В свете этого только один – единственный «ящик» - деревенский, избяной – кажется автору перспективным для продления жизни души. С чего бы? Примечательная «особость» художника как раз и затаилась в его повсюду рассыпанных наподобие еще одних природных явлений неказистых избушек, не менее древних, чем малоухоженные или вовсе заброшенные поля.

Но покосились Тужилинские халупы сильнее сильнее, чем в классическую Серовскую эпоху, накренились подобно суденышкам, растрепанным бурями – то ли в землю вросли они, то ли вечно тонут и никак не канут на дно, словно в ожидании Страшного суда. Невозможно помыслить, что в бодрую Пластовскую колхозную эпоху и даже позднее, при мужественной деревенской ностальгии Тужилинских сверсников «Сурового стиля» кто-либо рискнул пропагандировать в живописи столь заскорузную жизненную изнанку. Позволивший себе единственное профессиональное «роскошество» - быть первозданно корявым, автор ее, хоть убей, не вписывался в наш деревенский официоз.

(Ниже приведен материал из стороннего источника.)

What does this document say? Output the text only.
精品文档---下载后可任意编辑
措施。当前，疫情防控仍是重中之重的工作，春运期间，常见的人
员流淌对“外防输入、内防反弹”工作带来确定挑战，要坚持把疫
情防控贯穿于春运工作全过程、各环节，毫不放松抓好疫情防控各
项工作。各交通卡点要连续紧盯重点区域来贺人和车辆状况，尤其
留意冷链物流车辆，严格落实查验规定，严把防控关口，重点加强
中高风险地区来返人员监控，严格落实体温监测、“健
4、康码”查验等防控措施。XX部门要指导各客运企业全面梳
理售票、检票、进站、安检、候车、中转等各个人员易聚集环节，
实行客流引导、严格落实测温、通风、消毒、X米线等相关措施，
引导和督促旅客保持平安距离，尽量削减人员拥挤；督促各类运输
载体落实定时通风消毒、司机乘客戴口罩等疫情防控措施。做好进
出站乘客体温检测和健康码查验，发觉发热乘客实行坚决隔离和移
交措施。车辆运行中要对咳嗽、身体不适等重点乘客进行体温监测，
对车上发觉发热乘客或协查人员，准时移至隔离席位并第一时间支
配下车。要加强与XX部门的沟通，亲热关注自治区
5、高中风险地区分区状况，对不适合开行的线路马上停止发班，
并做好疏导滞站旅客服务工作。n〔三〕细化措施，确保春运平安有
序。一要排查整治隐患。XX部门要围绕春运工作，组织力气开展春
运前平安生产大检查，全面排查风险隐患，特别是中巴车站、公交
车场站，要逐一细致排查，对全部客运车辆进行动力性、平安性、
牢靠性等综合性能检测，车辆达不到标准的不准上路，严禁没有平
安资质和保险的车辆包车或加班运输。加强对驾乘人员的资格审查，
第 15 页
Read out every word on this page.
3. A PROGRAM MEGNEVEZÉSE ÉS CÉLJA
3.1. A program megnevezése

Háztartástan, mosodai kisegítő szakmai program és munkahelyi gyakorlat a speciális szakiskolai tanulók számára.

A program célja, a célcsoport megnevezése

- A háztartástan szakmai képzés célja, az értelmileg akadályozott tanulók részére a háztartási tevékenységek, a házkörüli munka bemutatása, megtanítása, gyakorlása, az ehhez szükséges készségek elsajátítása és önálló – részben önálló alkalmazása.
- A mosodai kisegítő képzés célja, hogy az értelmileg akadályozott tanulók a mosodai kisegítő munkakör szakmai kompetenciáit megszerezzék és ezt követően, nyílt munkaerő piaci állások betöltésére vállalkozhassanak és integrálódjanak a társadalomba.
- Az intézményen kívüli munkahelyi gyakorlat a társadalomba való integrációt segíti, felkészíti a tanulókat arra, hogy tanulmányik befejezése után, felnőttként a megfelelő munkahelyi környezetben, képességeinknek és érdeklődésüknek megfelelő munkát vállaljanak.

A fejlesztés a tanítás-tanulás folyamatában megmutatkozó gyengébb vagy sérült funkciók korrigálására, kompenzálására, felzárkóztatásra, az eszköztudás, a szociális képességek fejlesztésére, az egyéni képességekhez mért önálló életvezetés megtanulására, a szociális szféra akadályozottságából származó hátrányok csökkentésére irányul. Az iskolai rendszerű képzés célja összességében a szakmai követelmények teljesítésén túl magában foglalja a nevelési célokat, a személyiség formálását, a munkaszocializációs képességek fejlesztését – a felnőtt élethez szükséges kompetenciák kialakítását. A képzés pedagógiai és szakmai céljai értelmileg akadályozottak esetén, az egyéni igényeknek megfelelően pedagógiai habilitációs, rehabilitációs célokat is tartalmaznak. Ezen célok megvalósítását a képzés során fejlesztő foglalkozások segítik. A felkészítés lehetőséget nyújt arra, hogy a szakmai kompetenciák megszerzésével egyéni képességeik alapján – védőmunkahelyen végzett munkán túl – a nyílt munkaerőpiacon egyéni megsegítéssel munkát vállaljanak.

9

Тихий упрямец, дерзнувший, нимало не притязая на роль «учителя жизни», просто стать «голосом» простой, как мычание, издревле от века немотствующей, но отнюдь не безликой крестьянской массы, за полвека с лишним создал целые циклы изображений людей, пребывающих в избяной полутьме. Все они скупы на слово и ласку. Преобладает соответствующий типаж, мало изящный и буднично хмурый. Редко-редко, когда слабые лучик улыбки просияет на детском или женском лице. Еще реже, совсем уже как нечаянный праздник, сквозь тусклые стекла прорезается заблудившийся солнечный луч. Чуткая кисть бережно ловит его след, осторожно бросая в вечные сумерки малые искорки живящего света – от окошка, от печки, от допотопной лампы, от совсем уже крошечного огарка. Но все-таки в том, как Тужилинская «Мать», оберегая, несет его в заскорузлых ладонях, медленно до мучения проступает свечение человечески сокровенного. Теплые отблески углубляют и умягчают неприветные облики; и у самой заброшенной старухи, у последнего запуганного мальца, в Тужилинской деревне находится свой, хотя бы малейший луч или просвет. Застенчивая, заглублёенная человечность пробивается, как свет души, и тьма не обнимет его.

Сообразив все это, наконец постигаешь сокровенную магию, высочайшее качество Тужилинской простоты. Она требует определенной дистанции, восприятия глазами и мыслью, коль скоро современную живопись, по крылатому выражению, «не следует нюхать». Это относится ко многим вещам, но произведениям Тужилина напрямую несет подлинное чудо преображения. При должном отходе тусклая землистость красок утрачивает неэстетическую тяжесть, очищается, растворяется в проступающей светоносности колорита, и хаотичное месиво отдельных мазков претворяется в стройность законченного целого. Самый сумрак оказывается пронизанным светом. И, вдруг выясняется, что палитра Тужилина не только насыщенно многослойна, но даже вполне драгоценна.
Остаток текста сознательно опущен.